Electrical pylons on the Leeds-Liverpool Canal, England. Mr T via Geograph CC BY-SA 2.0 |
News of the fine has shaken up the British compliance sector. The case should grab the attention of compliance attorneys, of course, but also corporate counsel and government attorneys throughout the Anglo-American legal system.
Wholesale energy traders discussed market transactions on WhatsApp on their personal devices. Rules on market manipulation and insider trading require that communications "relevant" to trading be documented and retained for Ofgem review; the messages were not.

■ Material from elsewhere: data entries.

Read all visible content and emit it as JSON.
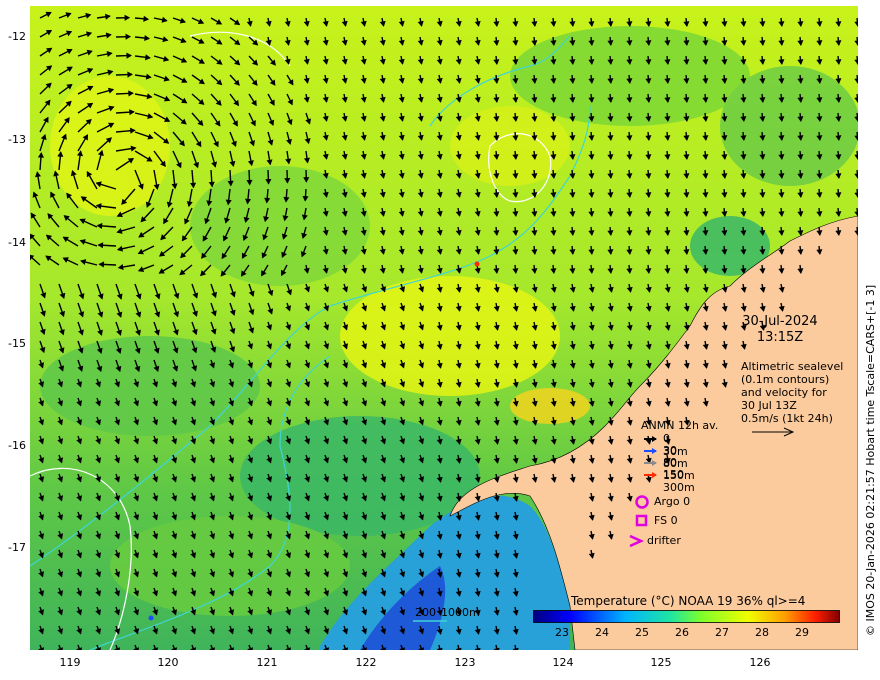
{
  "map": {
    "lat_ticks": [
      "-12",
      "-13",
      "-14",
      "-15",
      "-16",
      "-17"
    ],
    "lon_ticks": [
      "119",
      "120",
      "121",
      "122",
      "123",
      "124",
      "125",
      "126"
    ],
    "lat_range": [
      -17.95,
      -11.7
    ],
    "lon_range": [
      118.6,
      126.95
    ]
  },
  "info": {
    "date": "30-Jul-2024",
    "time": "13:15Z",
    "altimetric_lines": [
      "Altimetric sealevel",
      "(0.1m contours)",
      "and velocity for",
      "30 Jul 13Z",
      "0.5m/s (1kt 24h)"
    ]
  },
  "legend": {
    "title": "ANMN 12h av.",
    "items": [
      {
        "label": "0 30m",
        "color": "#000000"
      },
      {
        "label": "30 80m",
        "color": "#1e4dff"
      },
      {
        "label": "80 150m",
        "color": "#8a8a8a"
      },
      {
        "label": "150 300m",
        "color": "#ff2a00"
      }
    ],
    "argo": "Argo 0",
    "fs": "FS 0",
    "drifter": "drifter",
    "marker_color": "#e000e0"
  },
  "depth_legend": {
    "label_200": "200",
    "label_1000": "1000m"
  },
  "colorbar": {
    "title": "Temperature (°C) NOAA 19 36% ql>=4",
    "ticks": [
      "23",
      "24",
      "25",
      "26",
      "27",
      "28",
      "29"
    ],
    "range": [
      22.3,
      30.0
    ]
  },
  "credit": "© IMOS 20-Jan-2026 02:21:57 Hobart time Tscale=CARS+[-1 3]",
  "colors": {
    "land": "#fbcb9e",
    "bathymetry": "#3fd5d5",
    "contour": "#ffffff"
  }
}
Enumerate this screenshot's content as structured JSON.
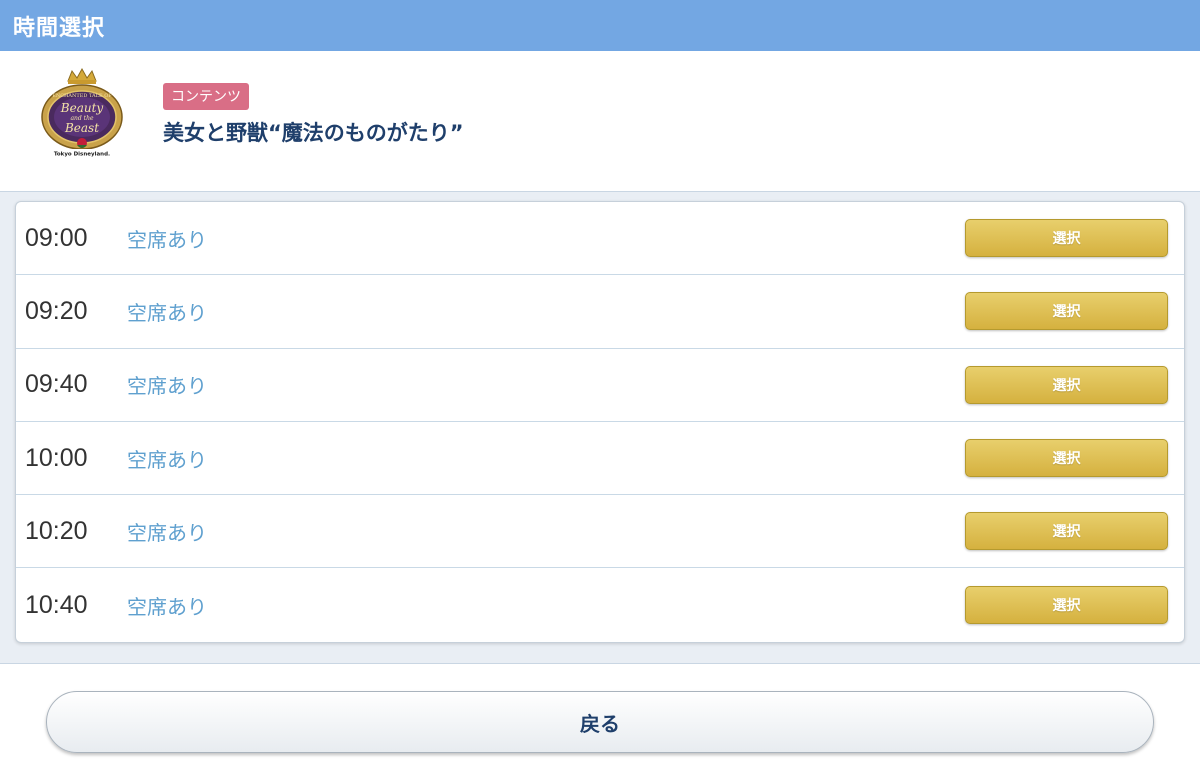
{
  "header": {
    "title": "時間選択"
  },
  "content": {
    "badge": "コンテンツ",
    "title": "美女と野獣“魔法のものがたり”",
    "logo": {
      "icon": "beauty-and-the-beast-logo",
      "line1": "ENCHANTED TALE OF",
      "line2": "Beauty",
      "line3": "and the",
      "line4": "Beast",
      "line5": "Tokyo Disneyland."
    }
  },
  "slots": [
    {
      "time": "09:00",
      "status": "空席あり",
      "button": "選択"
    },
    {
      "time": "09:20",
      "status": "空席あり",
      "button": "選択"
    },
    {
      "time": "09:40",
      "status": "空席あり",
      "button": "選択"
    },
    {
      "time": "10:00",
      "status": "空席あり",
      "button": "選択"
    },
    {
      "time": "10:20",
      "status": "空席あり",
      "button": "選択"
    },
    {
      "time": "10:40",
      "status": "空席あり",
      "button": "選択"
    }
  ],
  "footer": {
    "back_label": "戻る"
  },
  "colors": {
    "header": "#73a7e3",
    "badge": "#d96e86",
    "title": "#1f3f6b",
    "status": "#5fa0cf",
    "select_button": "#d5b13f"
  }
}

The enforcement action therefore represents a wake-up call, but not a new standard. The case probably resonated for two reasons. First, employee use of personal devices for communication is increasingly common, if not expected, and it's difficult to police. Second, WhatsApp is known for its end-to-end encryption, a feature that makes it appealing to users, but incompatible with regulatory transparency.
I'm not a fin reg wonk, but it was those characteristics of the case that caught my attention. The enforcement action should remind corporate counsel that record retention requirements cut across devices and applications and can even follow employees home. Moreover, when records might be perceived reasonably to have potential relevance in future litigation, the cost of non-retention in spoliation can be steep.
Similarly, the enforcement action should remind government authorities that neither non-public location nor software-driven encryption countermands record retention and freedom-of-information laws. Transparency law was once vexed by problems such as proprietary access and private location; it is no longer. Just ask Hillary Clinton about her State Department emails or Donald Trump about his bathtub war plans.
The enforcement action is Ofgem, Penalty Notice: Finding That Morgan Stanley & Co. International PLC Has Breached Regulation
8 of the Electricity and Gas (Market Integrity and Transparency)
(Enforcement etc.) Regulations 2013 (the REMIT Enforcement Regulations) (Aug. 23, 2023).